Scientists say they are a step closer to showing that it may be possible to genetically alter mosquitoes to control malaria, a disease that kills more than a million people in developing countries every year. VOA's Jessica Berman reports.

The spread of malaria is like a two-way street.

The disease is spread to humans through the bite of mosquitoes infected with malaria parasites, the most dangerous of these being plasmodium falciparum. Uninfected mosquitoes become infected with the parasite by biting infected animals.

In sub-Saharan Africa and parts of Asia an estimated 300 million people are infected every year, more than one million of them are children, many of whom die.

Years of attempting to cure the disease with antibiotics and quinine drugs have caused the parasite to become resistant to treatment.

Scientists are trying to come up with novel strategies for conquering malaria. One idea that has been around for a number of years is the creation of genetically altered mosquitoes that could be released into the environment.

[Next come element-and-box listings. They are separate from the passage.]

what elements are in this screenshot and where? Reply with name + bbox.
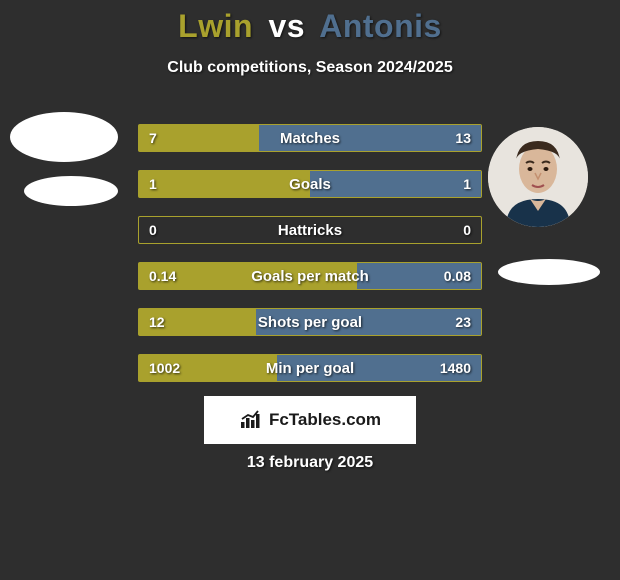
stat-row: Goals per match0.14 0.08 (138, 262, 482, 290)
stat-label: Goals (139, 171, 481, 197)
stat-row: Min per goal1002 1480 (138, 354, 482, 382)
stat-value-left: 7 (149, 125, 157, 151)
stat-value-right: 13 (455, 125, 471, 151)
stat-value-right: 0.08 (444, 263, 471, 289)
comparison-title: Lwin vs Antonis (0, 0, 620, 45)
date-text: 13 february 2025 (0, 454, 620, 472)
stat-row: Shots per goal12 23 (138, 308, 482, 336)
stat-value-left: 0.14 (149, 263, 176, 289)
brand-text: FcTables.com (269, 410, 381, 430)
stat-value-left: 1 (149, 171, 157, 197)
brand-badge: FcTables.com (204, 396, 416, 444)
stat-value-right: 23 (455, 309, 471, 335)
stat-row: Goals1 1 (138, 170, 482, 198)
stat-label: Min per goal (139, 355, 481, 381)
player1-flag (24, 176, 118, 206)
player1-avatar (10, 112, 118, 162)
stat-row: Matches7 13 (138, 124, 482, 152)
stat-label: Hattricks (139, 217, 481, 243)
player2-flag (498, 259, 600, 285)
stat-value-left: 1002 (149, 355, 180, 381)
stat-value-left: 12 (149, 309, 165, 335)
brand-chart-icon (239, 410, 263, 430)
stat-label: Goals per match (139, 263, 481, 289)
stats-bars: Matches7 13 Goals1 1 Hattricks0 0 Goals per ma… (138, 124, 482, 400)
stat-value-left: 0 (149, 217, 157, 243)
player2-avatar (488, 127, 588, 227)
stat-value-right: 0 (463, 217, 471, 243)
stat-label: Matches (139, 125, 481, 151)
player1-name: Lwin (178, 8, 253, 44)
stat-value-right: 1 (463, 171, 471, 197)
stat-label: Shots per goal (139, 309, 481, 335)
stat-value-right: 1480 (440, 355, 471, 381)
vs-text: vs (268, 8, 305, 44)
player2-name: Antonis (319, 8, 442, 44)
stat-row: Hattricks0 0 (138, 216, 482, 244)
subtitle: Club competitions, Season 2024/2025 (0, 59, 620, 77)
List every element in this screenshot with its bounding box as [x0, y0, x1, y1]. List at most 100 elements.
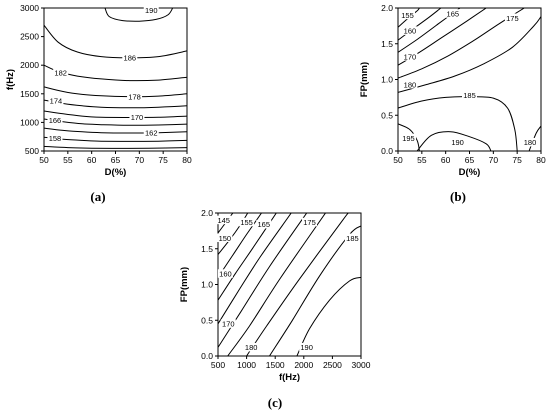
x-tick-label: 3000 — [352, 360, 371, 370]
y-axis-label: f(Hz) — [5, 69, 16, 90]
contour-label-bg — [400, 10, 416, 20]
contour-group — [398, 8, 541, 151]
panel-caption: (a) — [90, 189, 105, 204]
y-tick-label: 2500 — [20, 32, 39, 42]
y-tick-label: 1000 — [20, 117, 39, 127]
contour-label: 175 — [506, 14, 519, 23]
x-tick-label: 60 — [441, 155, 451, 165]
contour-label-bg — [402, 52, 418, 61]
contour-label: 190 — [145, 6, 158, 15]
contour-label: 190 — [300, 343, 313, 352]
contour-label: 178 — [128, 92, 141, 101]
contour-label: 175 — [303, 218, 316, 227]
contour-label-bg — [302, 217, 318, 227]
contour-label-bg — [400, 133, 416, 143]
x-tick-label: 75 — [158, 155, 168, 165]
contour-label: 155 — [240, 218, 253, 227]
contour-label-bg — [216, 215, 232, 225]
contour-line — [398, 96, 518, 151]
contour-label: 166 — [49, 116, 62, 125]
contour-label-bg — [522, 137, 538, 147]
plot-frame — [397, 7, 542, 152]
chart-a: 50 55 60 65 70 75 80 500 1000 1500 2000 2500 3000 D(%… — [5, 3, 192, 178]
x-tick-label: 65 — [111, 155, 121, 165]
contour-line — [104, 8, 174, 22]
y-tick-label: 1.5 — [201, 244, 213, 254]
contour-label: 165 — [447, 10, 460, 19]
contour-line — [218, 213, 277, 301]
contour-label-bg — [344, 233, 360, 243]
contour-label: 185 — [463, 91, 476, 100]
contour-line — [44, 86, 187, 98]
contour-line — [44, 24, 187, 59]
contour-line — [416, 131, 492, 151]
contour-label: 185 — [346, 234, 359, 243]
contour-label-bg — [402, 26, 418, 35]
contour-group — [218, 213, 361, 356]
contour-line — [528, 125, 541, 151]
contour-label: 160 — [219, 270, 232, 279]
contour-line — [44, 118, 187, 126]
x-tick-label: 65 — [465, 155, 475, 165]
contour-line — [398, 8, 442, 41]
y-tick-label: 500 — [25, 146, 39, 156]
contour-label-bg — [48, 96, 64, 105]
panel-caption: (b) — [450, 189, 466, 204]
y-tick-label: 0.0 — [201, 351, 213, 361]
y-axis-label: FP(mm) — [359, 62, 370, 97]
y-tick-label: 3000 — [20, 3, 39, 13]
contour-label-bg — [462, 90, 477, 100]
contour-label-bg — [47, 133, 63, 143]
y-tick-label: 2.0 — [381, 3, 393, 13]
x-tick-label: 55 — [63, 155, 73, 165]
contour-label: 158 — [49, 134, 62, 143]
contour-label-bg — [239, 217, 255, 227]
contour-label-bg — [127, 92, 143, 101]
panel-caption: (c) — [268, 395, 282, 410]
contour-label: 195 — [402, 134, 415, 143]
contour-label-bg — [504, 13, 520, 23]
plot-frame — [217, 212, 362, 357]
contour-line — [218, 213, 262, 278]
contour-line — [44, 145, 187, 149]
contour-label: 162 — [145, 128, 158, 137]
contour-label: 174 — [50, 96, 63, 105]
contour-label-bg — [122, 53, 138, 62]
contour-label-bg — [450, 137, 466, 147]
contour-label-bg — [129, 112, 145, 122]
contour-line — [218, 213, 308, 348]
contour-line — [398, 8, 525, 79]
x-tick-label: 80 — [182, 155, 192, 165]
contour-line — [246, 213, 349, 356]
contour-line — [44, 99, 187, 109]
contour-label: 160 — [404, 27, 417, 36]
contour-label: 182 — [54, 68, 67, 77]
contour-line — [218, 213, 292, 325]
y-tick-label: 1500 — [20, 89, 39, 99]
contour-label-bg — [220, 319, 236, 328]
x-tick-label: 1500 — [266, 360, 285, 370]
contour-label-bg — [256, 219, 272, 229]
contour-label-bg — [299, 342, 315, 352]
y-tick-label: 1.0 — [381, 75, 393, 85]
x-tick-label: 70 — [489, 155, 499, 165]
contour-label: 190 — [451, 138, 464, 147]
contour-line — [398, 16, 541, 93]
contour-line — [44, 127, 187, 134]
contour-label-bg — [445, 9, 461, 18]
contour-line — [227, 213, 326, 356]
contour-label: 170 — [404, 52, 417, 61]
contour-line — [296, 276, 361, 356]
y-tick-label: 2000 — [20, 60, 39, 70]
y-tick-label: 0.5 — [381, 110, 393, 120]
chart-c: 500 1000 1500 2000 2500 3000 0.0 0.5 1.0 1.5 2.0 f(… — [179, 208, 371, 383]
x-tick-label: 80 — [536, 155, 546, 165]
contour-label: 145 — [217, 216, 230, 225]
contour-label-bg — [53, 68, 69, 77]
contour-line — [44, 136, 187, 142]
contour-label-bg — [217, 233, 233, 243]
contour-label: 170 — [131, 113, 144, 122]
contour-label: 165 — [258, 220, 271, 229]
contour-line — [269, 225, 361, 356]
x-tick-label: 1000 — [237, 360, 256, 370]
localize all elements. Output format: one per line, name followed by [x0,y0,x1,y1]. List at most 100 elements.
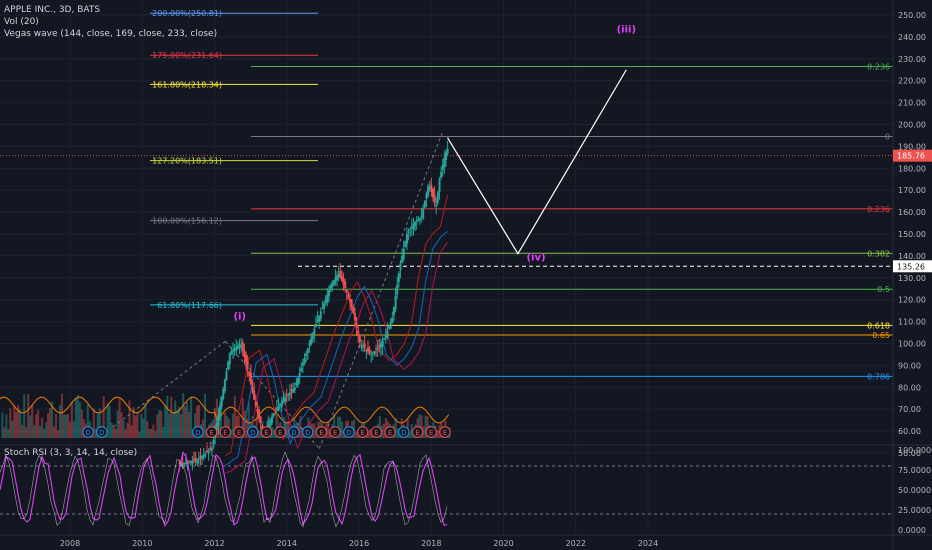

The so-called transgenic insects would be resistant to infection by falciparum. Through breeding, the altered insects would gradually replace the population of mosquitoes capable of becoming infected with the parasite

Marcelo Jacobs-Lorena of the Malaria Research Institute at Johns Hopkins University in Baltimore, Maryland, says investigators created genetically engineered mosquitoes that were more hardy than so-called wild-type mosquitoes that carry the parasite, and put the blood sucking insects to the test.

"What we have shown in this work that will be published is that the mosquito that carries the gene has an advantage if it bites an infected individual," he said.

In an article published in the journal Proceedings of the National Academy of Sciences, Jacobs-Lorena and colleagues report having an equal number of genetically engineered mosquitoes and wild-type insects feast on a malaria-infected mouse. After nine generations, the percent of altered mosquitoes increased from 50 percent to 70 percent.

If and when scientists are able to breed transgenic mosquitoes in numbers that might make a difference in the spread of malaria, Jacobs-Lorena says researchers have to make sure such insects do not cause an unforeseen harm.

"We have to be absolutely sure that any genetically modified mosquito does not cause any harm in the environment or cause unpredictable harm to people that they bite," he said. "But I think we are on the way."

Despite the obstacles, Jacobs-Lorena is optimistic that genetically altered mosquitoes will one day take their place alongside other strategies to fight malaria.